Il terzo aspetto specifico dei processi di digitalizzazione in India riguarda l’andamento della transizione digitale nonché la resilienza tecnologica e specificamente la cybersecurity. In una realtà che conta più di 800 milioni di cittadini utenti di Internet, il governo è intervenuto con azioni mirate per mettere in sicurezza le reti del cyberspace: dai cavi che attraversano l’Oceano Indiano alle antenne, dalla broadband alle torri. Un’altra scelta lungimirante è stata quella di promuovere e stimolare gli investimenti industriali e tecnologici stranieri sul proprio territorio nella prospettiva del cloud computing e dell’uso dei Big Data per l’IA. Trentatré anni fa, Microsoft per prima ha aperto la strada con la costruzione di propri centri di ricerca e data center nel territorio indiano (Hyderabad e Bangalore) e presto l’azienda fondata da Bill Gates è stata seguita da Amazon, Google e Meta. Con la migrazione al cloud, disporre di dati e centri tecnologici di ricerca sul proprio territorio nazionale presenta evidenti vantaggi sia per garantire la competenza della giurisdizione sia per promuovere la sicurezza nazionale (e irrobustire la counter-intelligence). Tuttavia, i rapidissimi processi di innovazione tecnologica in ambito software hanno messo e stanno mettendo a dura prova le autorità indiane per il forte aumento delle vulnerabilità e degli attacchi nel triennio 2021-2023.

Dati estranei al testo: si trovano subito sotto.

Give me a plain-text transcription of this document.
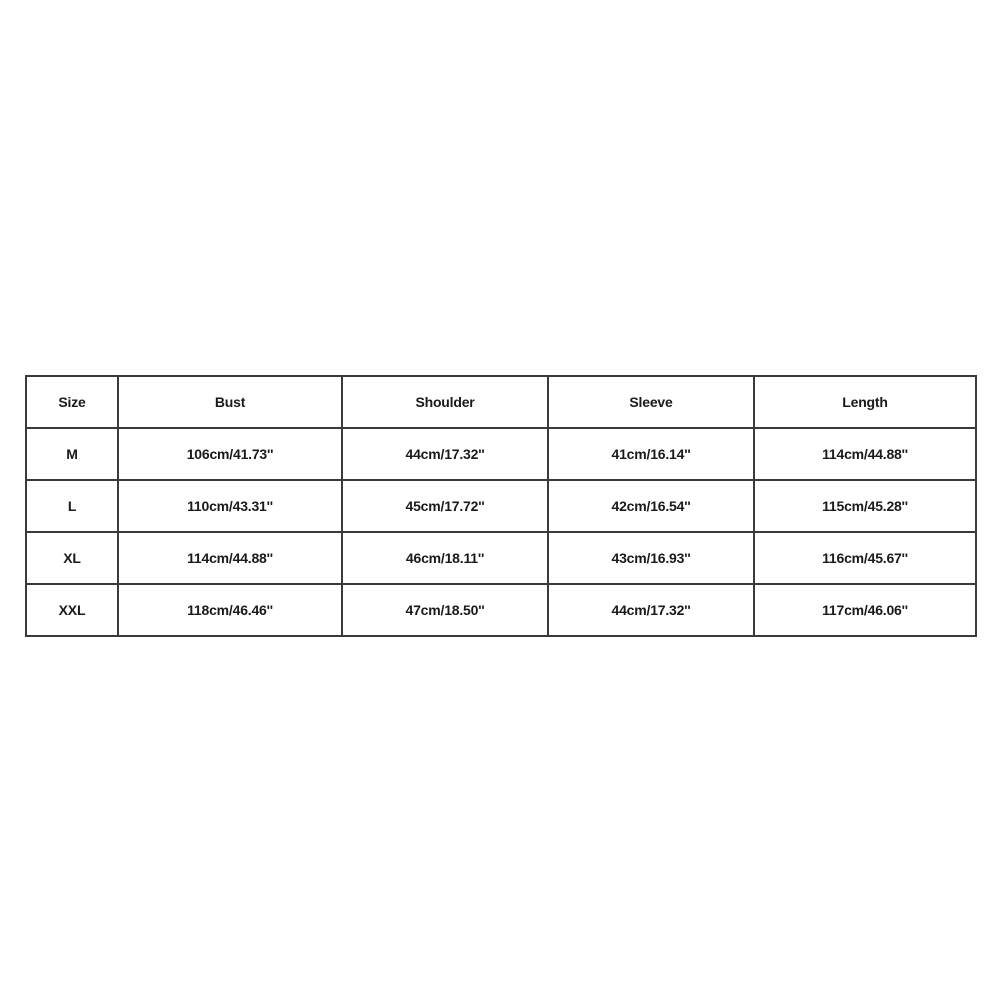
Size	Bust	Shoulder	Sleeve	Length
M	106cm/41.73''	44cm/17.32''	41cm/16.14''	114cm/44.88''
L	110cm/43.31''	45cm/17.72''	42cm/16.54''	115cm/45.28''
XL	114cm/44.88''	46cm/18.11''	43cm/16.93''	116cm/45.67''
XXL	118cm/46.46''	47cm/18.50''	44cm/17.32''	117cm/46.06''
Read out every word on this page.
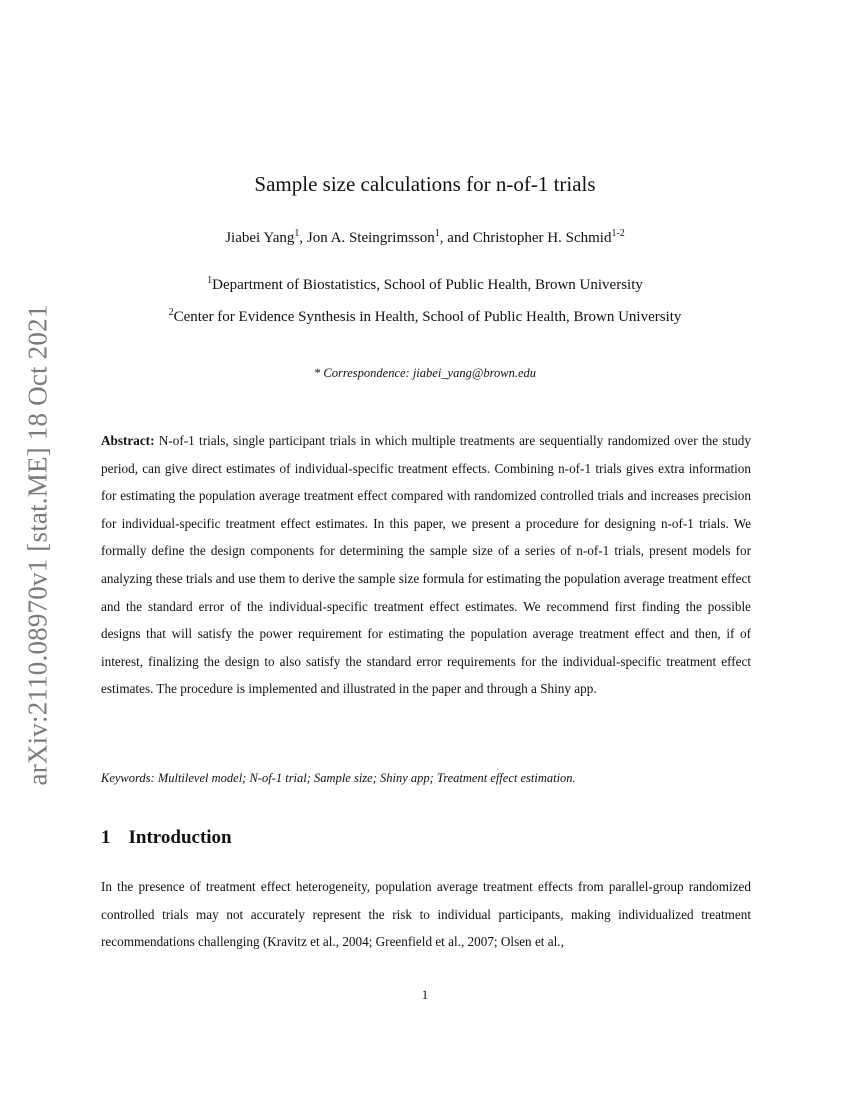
arXiv:2110.08970v1 [stat.ME] 18 Oct 2021
Sample size calculations for n-of-1 trials
Jiabei Yang$^1$, Jon A. Steingrimsson$^1$, and Christopher H. Schmid$^{1-2}$
$^1$Department of Biostatistics, School of Public Health, Brown University
$^2$Center for Evidence Synthesis in Health, School of Public Health, Brown University
* Correspondence: jiabei_yang@brown.edu
Abstract: N-of-1 trials, single participant trials in which multiple treatments are sequentially randomized over the study period, can give direct estimates of individual-specific treatment effects. Combining n-of-1 trials gives extra information for estimating the population average treatment effect compared with randomized controlled trials and increases precision for individual-specific treatment effect estimates. In this paper, we present a procedure for designing n-of-1 trials. We formally define the design components for determining the sample size of a series of n-of-1 trials, present models for analyzing these trials and use them to derive the sample size formula for estimating the population average treatment effect and the standard error of the individual-specific treatment effect estimates. We recommend first finding the possible designs that will satisfy the power requirement for estimating the population average treatment effect and then, if of interest, finalizing the design to also satisfy the standard error requirements for the individual-specific treatment effect estimates. The procedure is implemented and illustrated in the paper and through a Shiny app.
Keywords: Multilevel model; N-of-1 trial; Sample size; Shiny app; Treatment effect estimation.
1 Introduction
In the presence of treatment effect heterogeneity, population average treatment effects from parallel-group randomized controlled trials may not accurately represent the risk to individual participants, making individualized treatment recommendations challenging (Kravitz et al., 2004; Greenfield et al., 2007; Olsen et al.,
1
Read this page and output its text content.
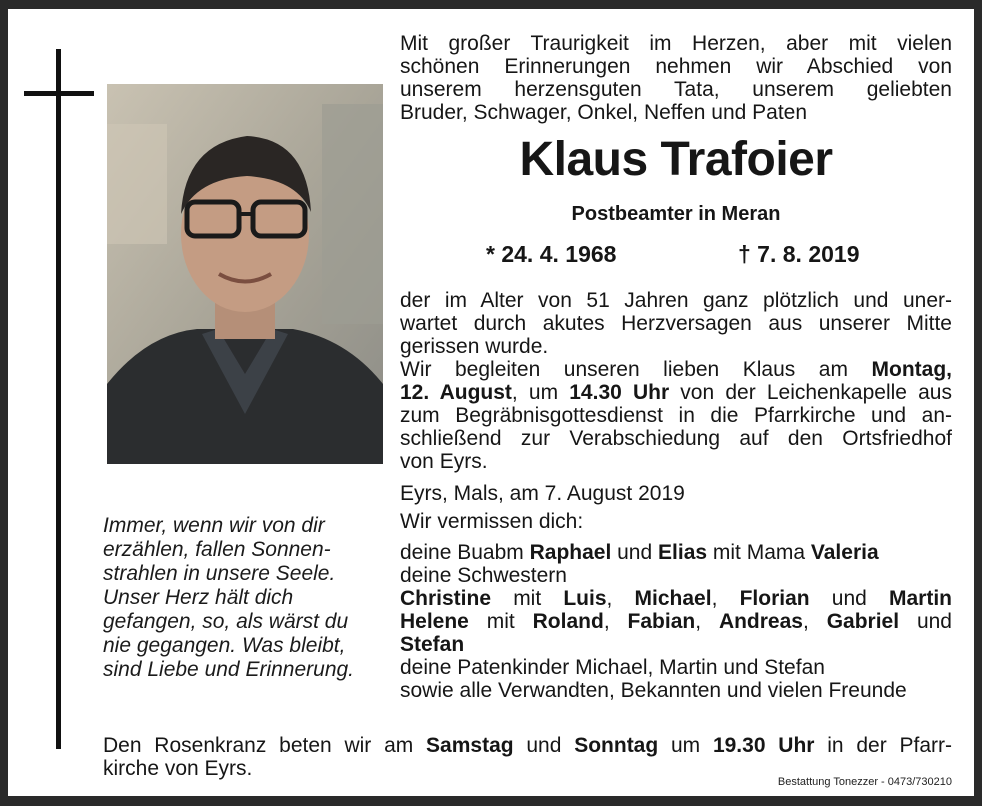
Immer, wenn wir von dir
erzählen, fallen Sonnen-
strahlen in unsere Seele.
Unser Herz hält dich
gefangen, so, als wärst du
nie gegangen. Was bleibt,
sind Liebe und Erinnerung.
Mit großer Traurigkeit im Herzen, aber mit vielen
schönen Erinnerungen nehmen wir Abschied von
unserem herzensguten Tata, unserem geliebten
Bruder, Schwager, Onkel, Neffen und Paten
Klaus Trafoier
Postbeamter in Meran
* 24. 4. 1968	† 7. 8. 2019
der im Alter von 51 Jahren ganz plötzlich und uner-
wartet durch akutes Herzversagen aus unserer Mitte
gerissen wurde.
Wir begleiten unseren lieben Klaus am Montag,
12. August, um 14.30 Uhr von der Leichenkapelle aus
zum Begräbnisgottesdienst in die Pfarrkirche und an-
schließend zur Verabschiedung auf den Ortsfriedhof
von Eyrs.
Eyrs, Mals, am 7. August 2019
Wir vermissen dich:
deine Buabm Raphael und Elias mit Mama Valeria
deine Schwestern
Christine mit Luis, Michael, Florian und Martin
Helene mit Roland, Fabian, Andreas, Gabriel und
Stefan
deine Patenkinder Michael, Martin und Stefan
sowie alle Verwandten, Bekannten und vielen Freunde
Den Rosenkranz beten wir am Samstag und Sonntag um 19.30 Uhr in der Pfarr-
kirche von Eyrs.
Bestattung Tonezzer - 0473/730210
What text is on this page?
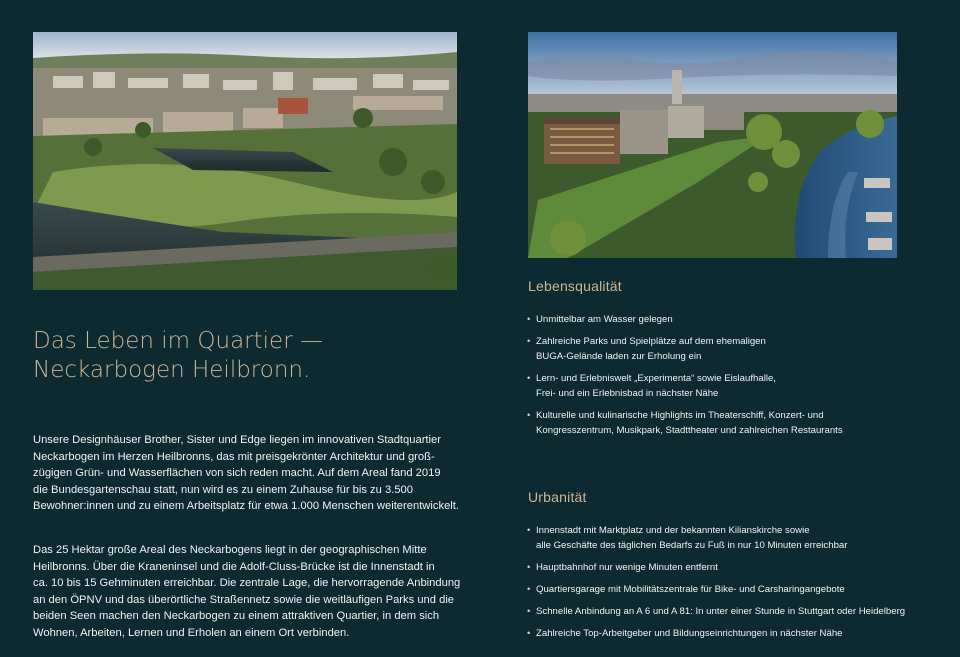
Das Leben im Quartier —
Neckarbogen Heilbronn.

Unsere Designhäuser Brother, Sister und Edge liegen im innovativen Stadtquartier
Neckarbogen im Herzen Heilbronns, das mit preisgekrönter Architektur und groß-
zügigen Grün- und Wasserflächen von sich reden macht. Auf dem Areal fand 2019
die Bundesgartenschau statt, nun wird es zu einem Zuhause für bis zu 3.500
Bewohner:innen und zu einem Arbeitsplatz für etwa 1.000 Menschen weiterentwickelt.

Das 25 Hektar große Areal des Neckarbogens liegt in der geographischen Mitte
Heilbronns. Über die Kraneninsel und die Adolf-Cluss-Brücke ist die Innenstadt in
ca. 10 bis 15 Gehminuten erreichbar. Die zentrale Lage, die hervorragende Anbindung
an den ÖPNV und das überörtliche Straßennetz sowie die weitläufigen Parks und die
beiden Seen machen den Neckarbogen zu einem attraktiven Quartier, in dem sich
Wohnen, Arbeiten, Lernen und Erholen an einem Ort verbinden.

Lebensqualität
• Unmittelbar am Wasser gelegen
• Zahlreiche Parks und Spielplätze auf dem ehemaligen
BUGA-Gelände laden zur Erholung ein
• Lern- und Erlebniswelt „Experimenta“ sowie Eislaufhalle,
Frei- und ein Erlebnisbad in nächster Nähe
• Kulturelle und kulinarische Highlights im Theaterschiff, Konzert- und
Kongresszentrum, Musikpark, Stadttheater und zahlreichen Restaurants
Urbanität
• Innenstadt mit Marktplatz und der bekannten Kilianskirche sowie
alle Geschäfte des täglichen Bedarfs zu Fuß in nur 10 Minuten erreichbar
• Hauptbahnhof nur wenige Minuten entfernt
• Quartiersgarage mit Mobilitätszentrale für Bike- und Carsharingangebote
• Schnelle Anbindung an A 6 und A 81: In unter einer Stunde in Stuttgart oder Heidelberg
• Zahlreiche Top-Arbeitgeber und Bildungseinrichtungen in nächster Nähe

Gli organi preposti alla sicurezza devono continuamente rincorrere le novità “maligne”, nonostante la diffusione dell’approccio software cybersecurity by design riduca alcune ricorrenti e gravi vulnerabilità. L’uso criminale dei dati appare particolarmente consistente nel settore sanitario, probabilmente per la prevalenza del regime assicurativo.

In passato, la grande maggioranza degli attacchi dall’estero veniva lanciata dal Pakistan. Oggi, viceversa, buona parte proviene da gruppi legati direttamente o indirettamente a Cina, Russia, Bielorussia e Corea del Nord. Si tratta di una differenza geopolitica assai significativa. Sotto questo profilo, il governo indiano (pur favorendo scambi commerciali molto ampi con la Cina) molto prima che in Italia ha evitato di introdurre aziende e tecnologie cinesi nei comparti sensibili: la difesa, il law-enforcement, la diplomazia nonché il vasto settore di prodotti, apparati e servizi dual-use. Per quanto riguarda le capacità tecnologiche, l’India è una delle maggiori realtà mondiali per i risultati raggiunti nel sistema dei pagamenti e delle transazioni finanziarie digitali, frutto di stretta cooperazione tra banche, telecomunicazioni e big tech.

Ma in questo momento, come sottolineato nei giorni scorsi dal primo ministro Narendra Modi al G20, la sfida politica più importante è prevenire e contrastare i danni economici, reputazionali e politici prodotti dall’uso maligno dell’Intelligenza Artificiale generativa mediante deep fake e campagne di disinformazione. Il contrasto alla disinformazione e il riconoscimento dell’autenticità di immagini, conservazioni telefoniche, video e comunicazioni audio è da tempo all’attenzione dei laboratori indiani di certificazione, ma esso richiede una più intensa cooperazione scientifica e politica tra tutte le democrazie del mondo, siano esse asiatiche, occidentali o africane. La concentrazione di potere innescata dalle tecnologie digitali, nonché l’uso spregiudicato di deep fake e disinformazione, costituiscono un pericolo reale e costante per le democrazie.

In questo nuovo contesto, la conferenza internazionale di Nuova Delhi è l’occasione per compiere un salto di qualità alla cooperazione tecnologica bilaterale tra India e Italia a livello governativo, accademico e della business community. I risultati raggiunti dalla presidenza indiana del G20 e, in particolare, il nuovo concetto di life economy, offrono spunti strategici di grande rilevanza per l’Italia, anche in vista del ruolo guida del G7 nel 2024.